Washington, D.C., November 12, 2002
—The International Finance Corporation (IFC), the private sector development arm of the World Bank Group, will provide a US$30 million loan to Sao Paulo Alpargatas S.A. (SPASA), Brazil’s leading footwear producer specializing in the production of athletic footwear and low cost sandals. The IFC loan will help SPASA finance its on-going investment program aimed at modernizing its production facilities and increasing capacity.
Since 1997, SPASA has focused on improving its performance and market position by upgrading product quality and by lowering costs through increasing productivity by implementing new manufacturing technologies and relocation of its production facilities to the Northeast of Brazil. IFC’s investment builds on SPASA’s successful strategy and will assist the company maintain its leadership position in the market.

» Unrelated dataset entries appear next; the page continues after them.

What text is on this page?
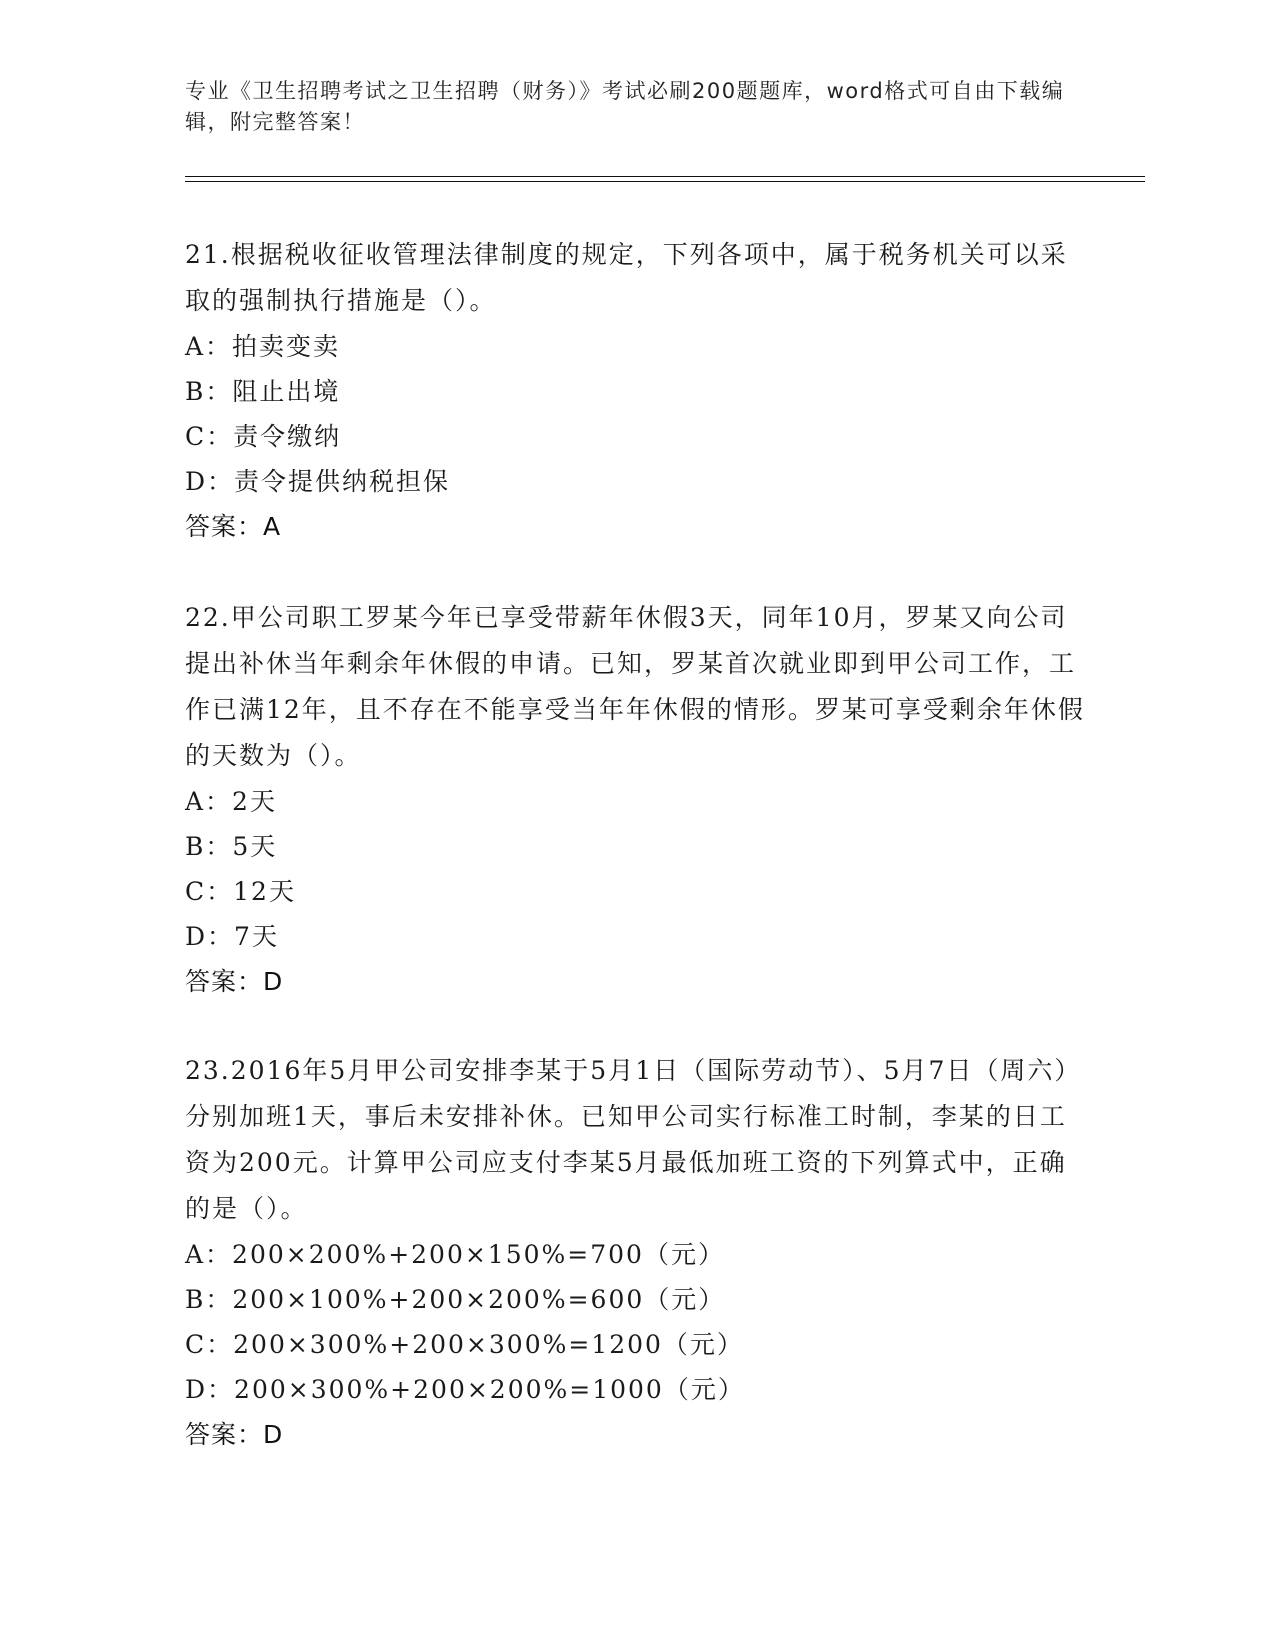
专业《卫生招聘考试之卫生招聘（财务）》考试必刷200题题库，word格式可自由下载编辑，附完整答案！

21.根据税收征收管理法律制度的规定，下列各项中，属于税务机关可以采取的强制执行措施是（）。

A：拍卖变卖

B：阻止出境

C：责令缴纳

D：责令提供纳税担保

答案：A

22.甲公司职工罗某今年已享受带薪年休假3天，同年10月，罗某又向公司提出补休当年剩余年休假的申请。已知，罗某首次就业即到甲公司工作，工作已满12年，且不存在不能享受当年年休假的情形。罗某可享受剩余年休假的天数为（）。

A：2天

B：5天

C：12天

D：7天

答案：D

23.2016年5月甲公司安排李某于5月1日（国际劳动节）、5月7日（周六）分别加班1天，事后未安排补休。已知甲公司实行标准工时制，李某的日工资为200元。计算甲公司应支付李某5月最低加班工资的下列算式中，正确的是（）。

A：200×200%+200×150%=700（元）

B：200×100%+200×200%=600（元）

C：200×300%+200×300%=1200（元）

D：200×300%+200×200%=1000（元）

答案：D
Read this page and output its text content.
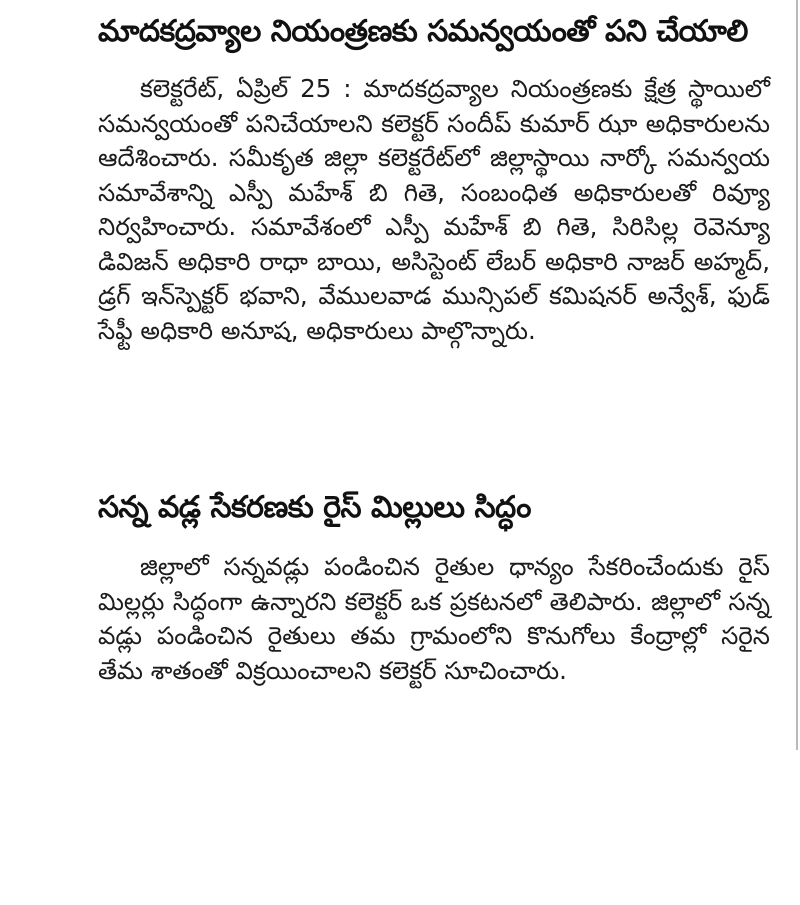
మాదకద్రవ్యాల నియంత్రణకు సమన్వయంతో పని చేయాలి

కలెక్టరేట్, ఏప్రిల్ 25 : మాదకద్రవ్యాల నియంత్రణకు క్షేత్ర స్థాయిలో సమన్వయంతో పనిచేయాలని కలెక్టర్ సందీప్ కుమార్ ఝా అధికారులను ఆదేశించారు. సమీకృత జిల్లా కలెక్టరేట్‌లో జిల్లాస్థాయి నార్కో సమన్వయ సమావేశాన్ని ఎస్పీ మహేశ్ బి గితె, సంబంధిత అధికారులతో రివ్యూ నిర్వహించారు. సమావేశంలో ఎస్పీ మహేశ్ బి గితె, సిరిసిల్ల రెవెన్యూ డివిజన్ అధికారి రాధా బాయి, అసిస్టెంట్ లేబర్ అధికారి నాజర్ అహ్మద్, డ్రగ్ ఇన్‌స్పెక్టర్ భవాని, వేములవాడ మున్సిపల్ కమిషనర్ అన్వేశ్, ఫుడ్ సేఫ్టీ అధికారి అనూష, అధికారులు పాల్గొన్నారు.

సన్న వడ్ల సేకరణకు రైస్ మిల్లులు సిద్ధం

జిల్లాలో సన్నవడ్లు పండించిన రైతుల ధాన్యం సేకరించేందుకు రైస్ మిల్లర్లు సిద్ధంగా ఉన్నారని కలెక్టర్ ఒక ప్రకటనలో తెలిపారు. జిల్లాలో సన్న వడ్లు పండించిన రైతులు తమ గ్రామంలోని కొనుగోలు కేంద్రాల్లో సరైన తేమ శాతంతో విక్రయించాలని కలెక్టర్ సూచించారు.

“IFC’s financing will help one of the few successful domestic companies in the footwear sector build on its strategy of lowering cost, improving production efficiency and increasing capacity,” said Richard Ranken, IFC’s Director of the Global Manufacturing and Services Department. Mr. Ranken added that “the value of the financing will be concentrated in the Northeast of Brazil, one of the least developed regions of the country and will help meet the Brazilian Government’s objective of reducing poverty and stimulating development in the Northeast.”
Bernard Pasquier, IFC’s Director of the Latin America and Caribbean Department also noted: “IFC’s long-term financing to SPASA confirms the Corporation’s continued support to mid-sized Brazilian companies and will provide the company with a more stable source of financing to continue its operations, at a time when access to long-term credit is more restricted.”
Francisco Cespede, SPASA’s Chief Financial Officer stated: “IFC has been an important source for long term funding for SPASA’s investment programs. The partnership with IFC has contributed to the Company’s growth and enhanced our presence in both the financial and capital markets.” Fernando Tigre, Chief Executive Officer, added: “Iin addition to funding the operations, IFC shall contribute to our environmental, health and safety programs, the highest priorities of our management team.”
Sao Paulo Alpargatas S.A. was founded in 1907 and its main business is the production of athletic shoes, sandals and tarpaulins and coverings, and the company has built a strong reputation and loyalty for its proprietary brands which include Rainha, Topper, Havaianas and Locomotiva. The company’s shares have been listed on the Sao Paulo Stock Exchange since 1913 making it one of Brazil’s oldest publicly traded companies. IFC’s relationship with SPASA began in 1987 when IFC helped finance a modernization of its textile operations which have since been spun off.
Brazil was the largest recipient of IFC’s financing in fiscal year 2002, not only in Latin America but also globally. IFC committed $619.6 million in private sector projects in Brazil, in the financial sector as well as in manufacturing, education, information technology, infrastructure and retail
To meet the decline of availability of trade lines in Brazil, in the last months IFC has strengthened its support to Brazilian companies highlighting IFC’s ability to respond rapidly to the needs of its clients under shifting economic conditions, by making long-term capital as well as much needed trade financing lines available to the private sector.
IFC’s mission (
www.IFC.org
) is to promote sustainable private sector investment in developing countries, helping to reduce poverty and improve people’s lives. IFC finances private sector investments in the developing world, mobilizes capital in the international financial markets, and provides technical assistance and advice to governments and businesses. Since its founding in 1956 through FY02, IFC has committed more than $34 billion of its own funds and arranged $21 billion in syndications for 2,825 companies in 140 developing countries. IFC’s worldwide committed portfolio as of FY02 was $15.1 billion for its own account and $6.5 billion held for participants in loan syndications.